Hi all. I’m still alive and in the middle of barely controlled chaos known as relocation. Unfortunately I’ve not had the time to compose an original story. So in honor of Richard Armitage joining Twitter (I KNEW it would happen. Should have bet all of you), I’m republishing an old story that seems quite fitting for the occasion. You know the one.
The buzz pierced through the fog of his mind like a hatchet.
The Man lie prone on his stomach, face buried in the pillow. The arm dangling over the side felt dead. He peeled open an eye, but the light’s glare snapped it shut. He flopped onto his back, sending a jolt of pain through his brain. The buzzing continued.
He lifted his head gamely, trying to pinpoint the noise. Hotel room …. floor… pants … trousers… oh, the phone. Ignoring the banging headache and few unsuccessful attempts at snagging the trousers and rummaging through the pockets, he managed to silence the thing. He lie back again and groaned over the hangover. He’d had a few glasses of wine the previous night while – doing something or the other – something about fans. Why did dealing with fandom seem to drive him to drink?
The phone dinged. Running a tongue across parched lips, he lie waiting for the rest of his body to check in. The phone dinged again. He was popular this morning. Another ding. He fumbled, then raised it to blurry eyes. The red-haired bloke had texted, “Wow!” Wow? He peered at the next texts. “Hey, you really know how to make an entrance!” and, “I couldn’t have done that!” His eyes opened wider as he scrolled through tens of messages from friends. His PR person had left four messages. His agent left a text, “WTF!!! Did you really put that on Twitter?!”
The man frowned. What in the world were they on about? His fingers flew across the screen as he opened the program and searched for his tweet. He vaguely recollected that a few fans had been dubious about his identity, even on a verified account, when he debuted several days ago. They had demanded he tweet a picture of himself; he agreed. What was wrong? He tapped open the link.
The man sat bolt upright, hangover completely forgotten. Oh. Shit.
The man glanced down at the bowl of soggy cereal he couldn’t eat. Naturally the news had spread like wildfire through the cast and crew, but they all treated it as hilarious. Some passed his table with a few joking words; others waved, winked or flashed an enthusiastic thumbs up sign on their way out to the studio. He gulped some apple juice as his phone continued lighting up like a Christmas tree. He switched it to silent.

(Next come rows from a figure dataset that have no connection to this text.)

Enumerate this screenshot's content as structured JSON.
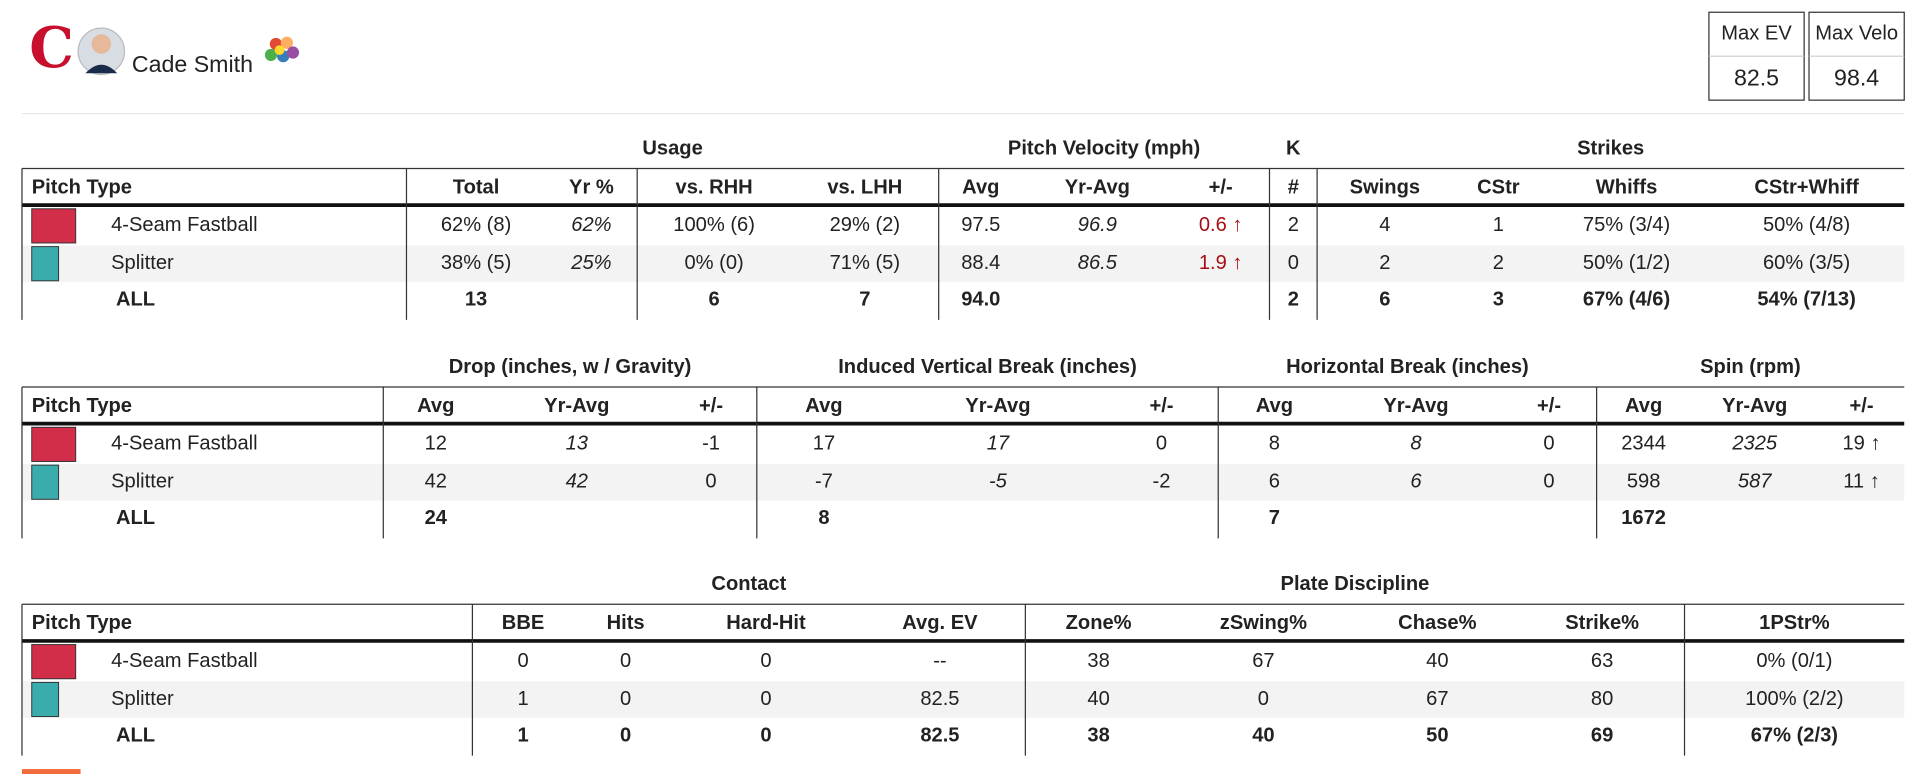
{
  "header": {
    "player": "Cade Smith",
    "stats": [
      {
        "label": "Max EV",
        "value": "82.5"
      },
      {
        "label": "Max Velo",
        "value": "98.4"
      }
    ]
  },
  "tables": [
    {
      "groups": [
        "Usage",
        "Pitch Velocity (mph)",
        "K",
        "Strikes"
      ],
      "columns": [
        "Pitch Type",
        "Total",
        "Yr %",
        "vs. RHH",
        "vs. LHH",
        "Avg",
        "Yr-Avg",
        "+/-",
        "#",
        "Swings",
        "CStr",
        "Whiffs",
        "CStr+Whiff"
      ],
      "rows": [
        {
          "name": "4-Seam Fastball",
          "color": "#d22d49",
          "cells": [
            "62% (8)",
            "62%",
            "100% (6)",
            "29% (2)",
            "97.5",
            "96.9",
            "0.6 ↑",
            "2",
            "4",
            "1",
            "75% (3/4)",
            "50% (4/8)"
          ]
        },
        {
          "name": "Splitter",
          "color": "#3bacac",
          "cells": [
            "38% (5)",
            "25%",
            "0% (0)",
            "71% (5)",
            "88.4",
            "86.5",
            "1.9 ↑",
            "0",
            "2",
            "2",
            "50% (1/2)",
            "60% (3/5)"
          ]
        }
      ],
      "total": {
        "name": "ALL",
        "cells": [
          "13",
          null,
          "6",
          "7",
          "94.0",
          null,
          null,
          "2",
          "6",
          "3",
          "67% (4/6)",
          "54% (7/13)"
        ]
      }
    },
    {
      "groups": [
        "Drop (inches, w / Gravity)",
        "Induced Vertical Break (inches)",
        "Horizontal Break (inches)",
        "Spin (rpm)"
      ],
      "columns": [
        "Pitch Type",
        "Avg",
        "Yr-Avg",
        "+/-",
        "Avg",
        "Yr-Avg",
        "+/-",
        "Avg",
        "Yr-Avg",
        "+/-",
        "Avg",
        "Yr-Avg",
        "+/-"
      ],
      "rows": [
        {
          "name": "4-Seam Fastball",
          "color": "#d22d49",
          "cells": [
            "12",
            "13",
            "-1",
            "17",
            "17",
            "0",
            "8",
            "8",
            "0",
            "2344",
            "2325",
            "19 ↑"
          ]
        },
        {
          "name": "Splitter",
          "color": "#3bacac",
          "cells": [
            "42",
            "42",
            "0",
            "-7",
            "-5",
            "-2",
            "6",
            "6",
            "0",
            "598",
            "587",
            "11 ↑"
          ]
        }
      ],
      "total": {
        "name": "ALL",
        "cells": [
          "24",
          null,
          null,
          "8",
          null,
          null,
          "7",
          null,
          null,
          "1672",
          null,
          null
        ]
      }
    },
    {
      "groups": [
        "Contact",
        "Plate Discipline"
      ],
      "columns": [
        "Pitch Type",
        "BBE",
        "Hits",
        "Hard-Hit",
        "Avg. EV",
        "Zone%",
        "zSwing%",
        "Chase%",
        "Strike%",
        "1PStr%"
      ],
      "rows": [
        {
          "name": "4-Seam Fastball",
          "color": "#d22d49",
          "cells": [
            "0",
            "0",
            "0",
            "--",
            "38",
            "67",
            "40",
            "63",
            "0% (0/1)"
          ]
        },
        {
          "name": "Splitter",
          "color": "#3bacac",
          "cells": [
            "1",
            "0",
            "0",
            "82.5",
            "40",
            "0",
            "67",
            "80",
            "100% (2/2)"
          ]
        }
      ],
      "total": {
        "name": "ALL",
        "cells": [
          "1",
          "0",
          "0",
          "82.5",
          "38",
          "40",
          "50",
          "69",
          "67% (2/3)"
        ]
      }
    }
  ]
}
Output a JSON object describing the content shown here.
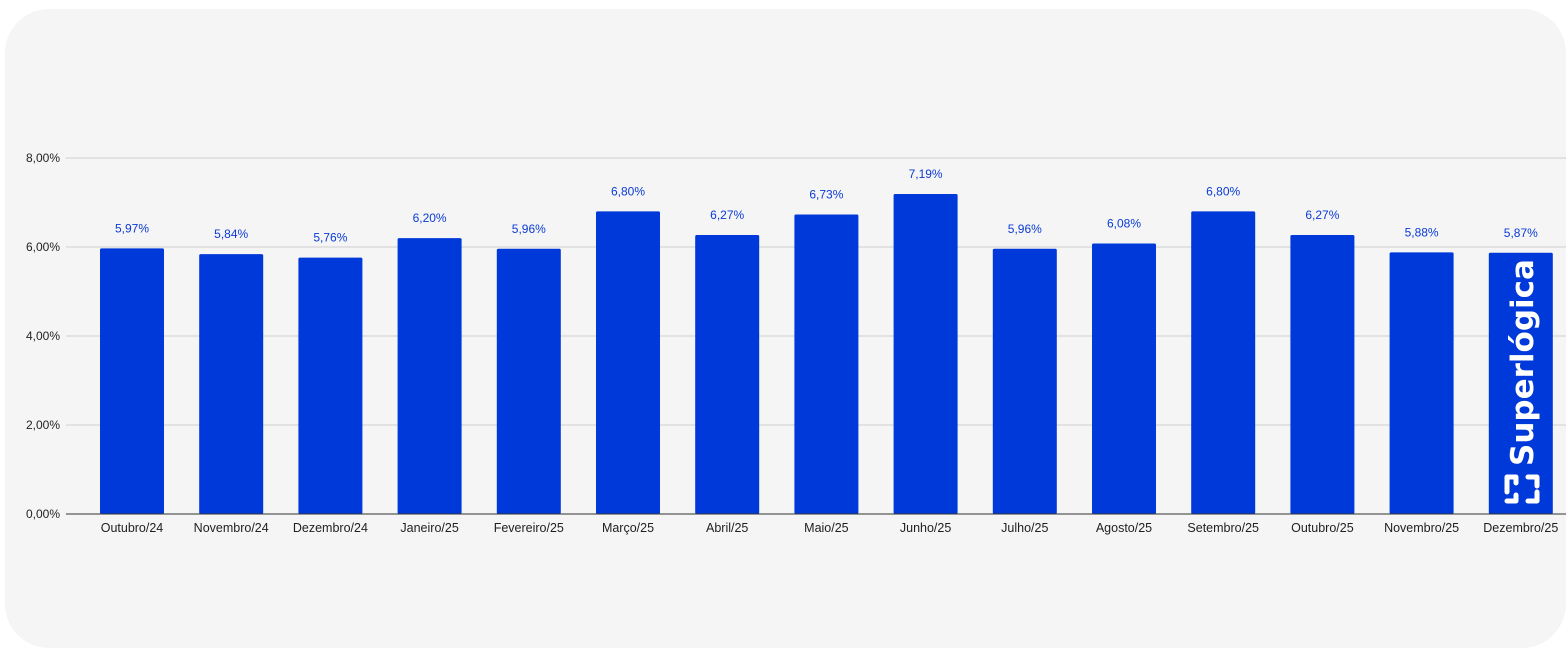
{
  "chart_data": {
    "type": "bar",
    "title": "",
    "xlabel": "",
    "ylabel": "",
    "categories": [
      "Outubro/24",
      "Novembro/24",
      "Dezembro/24",
      "Janeiro/25",
      "Fevereiro/25",
      "Março/25",
      "Abril/25",
      "Maio/25",
      "Junho/25",
      "Julho/25",
      "Agosto/25",
      "Setembro/25",
      "Outubro/25",
      "Novembro/25",
      "Dezembro/25"
    ],
    "values": [
      5.97,
      5.84,
      5.76,
      6.2,
      5.96,
      6.8,
      6.27,
      6.73,
      7.19,
      5.96,
      6.08,
      6.8,
      6.27,
      5.88,
      5.87
    ],
    "value_labels": [
      "5,97%",
      "5,84%",
      "5,76%",
      "6,20%",
      "5,96%",
      "6,80%",
      "6,27%",
      "6,73%",
      "7,19%",
      "5,96%",
      "6,08%",
      "6,80%",
      "6,27%",
      "5,88%",
      "5,87%"
    ],
    "ylim": [
      0,
      8
    ],
    "yticks": [
      0,
      2,
      4,
      6,
      8
    ],
    "ytick_labels": [
      "0,00%",
      "2,00%",
      "4,00%",
      "6,00%",
      "8,00%"
    ],
    "grid": true,
    "legend": "none",
    "bar_color": "#0039d9",
    "label_color": "#0b3bd6"
  },
  "watermark": {
    "brand_text": "Superlógica",
    "color": "#ffffff"
  }
}
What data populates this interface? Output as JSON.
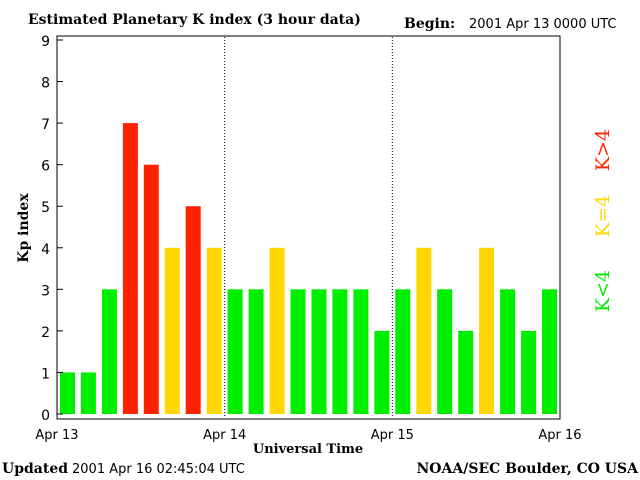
{
  "header": {
    "title": "Estimated Planetary K index (3 hour data)",
    "begin_label": "Begin:",
    "begin_value": "2001 Apr 13 0000 UTC"
  },
  "footer": {
    "updated_label": "Updated",
    "updated_value": "2001 Apr 16 02:45:04 UTC",
    "source": "NOAA/SEC Boulder, CO USA"
  },
  "legend": {
    "high": "K>4",
    "mid": "K=4",
    "low": "K<4",
    "colors": {
      "high": "#ff2200",
      "mid": "#ffd700",
      "low": "#00ee00"
    }
  },
  "chart_data": {
    "type": "bar",
    "title": "Estimated Planetary K index (3 hour data)",
    "xlabel": "Universal Time",
    "ylabel": "Kp index",
    "ylim": [
      0,
      9
    ],
    "yticks": [
      "0",
      "1",
      "2",
      "3",
      "4",
      "5",
      "6",
      "7",
      "8",
      "9"
    ],
    "xtick_labels": [
      "Apr 13",
      "Apr 14",
      "Apr 15",
      "Apr 16"
    ],
    "day_separators": [
      "Apr 14",
      "Apr 15"
    ],
    "bars_per_day": 8,
    "values": [
      1,
      1,
      3,
      7,
      6,
      4,
      5,
      4,
      3,
      3,
      4,
      3,
      3,
      3,
      3,
      2,
      3,
      4,
      3,
      2,
      4,
      3,
      2,
      3
    ],
    "color_rule": {
      "low": "K<4",
      "mid": "K=4",
      "high": "K>4"
    }
  }
}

The man stared into space, barely listening to the 3-way conference call with his agent and PR person. The agent had stopped swearing and started listening raptly to the woman five minutes ago. When the agent began chuckling, the man blinked in confusion. What, everything was okay? The woman expounded on “changing social mores,” and “appealing to a younger generation.” At the part about “getting maximum exposure out of the situation,” the agent burst into laughter. Exposure, indeed. Imagine the rags back home. Classy, just classy, he thought. He groaned, head sinking down to his chest.
What would his mum say?
The newspaper clippings tumbled out of the large envelop onto the table. He pawed through them: Guardian, Daily Mail, Sun, Times, they were all there. The rags had tried to make a mini- scandal of it all, but his PR person had arrange a quiet chat for him with a reporter who relayed an amusing story about “smartphone mishaps” and “depth perception,” which other papers picked up. He snorted. The reporter had left out the part about “doofus” and “pissed.” For the most part, reaction had been favorable. He found himself with a half million followers on Twitter in 10 days. They didn’t care particularly what he tweeted, as long as he acknowledged them. He picked up the infamous picture and looked with a new eye. He had no clue how he’d managed to set a wide angle that he didn’t even know the phone had, but the pose looked rather lazy and sexy against the sheets, even if he had only intended to reveal a portrait angle. An inadvertent centerfold. His agent reported that interest in him had not been adversely affected. It was all a silly mistake to be put behind him. He sighed in relief.
Right. Now time to get a different smartphone.
The man sat poised at the laptop, stone cold sober. He knew his feelings could get seriously hurt, but he itched to know what his fans thought. He’d heard not a peek out them in a month. Considering the past problems, it was worrisome. The red-haired bloke had joked he felt a little jealous because his own fans were still talking about it. So, what were his fans saying? Hopefully, he’d received boffo reviews. He found himself giggling. Oh, this was ridiculous. I’m too old for this silliness, he thought. He glanced at the sheets containing line changes for tomorrow, then back at the screen. Oh, hell. He surfed to the forum, logged into the members-only section with his secret account, and read.
Oh for fuck’s sake!
He stared glumly at the announcement: “DO NOT OPEN THE JPEG. Looking at his junk is disrespectful.”
They haven’t seen the picture? What, am I supposed to tweet, please look at my junk?, he fumed. He could imagine the red-haired bloke falling down laughing at the news.
Bloody fans suck.
Life imitating art maybe? It tickles me just thinking about.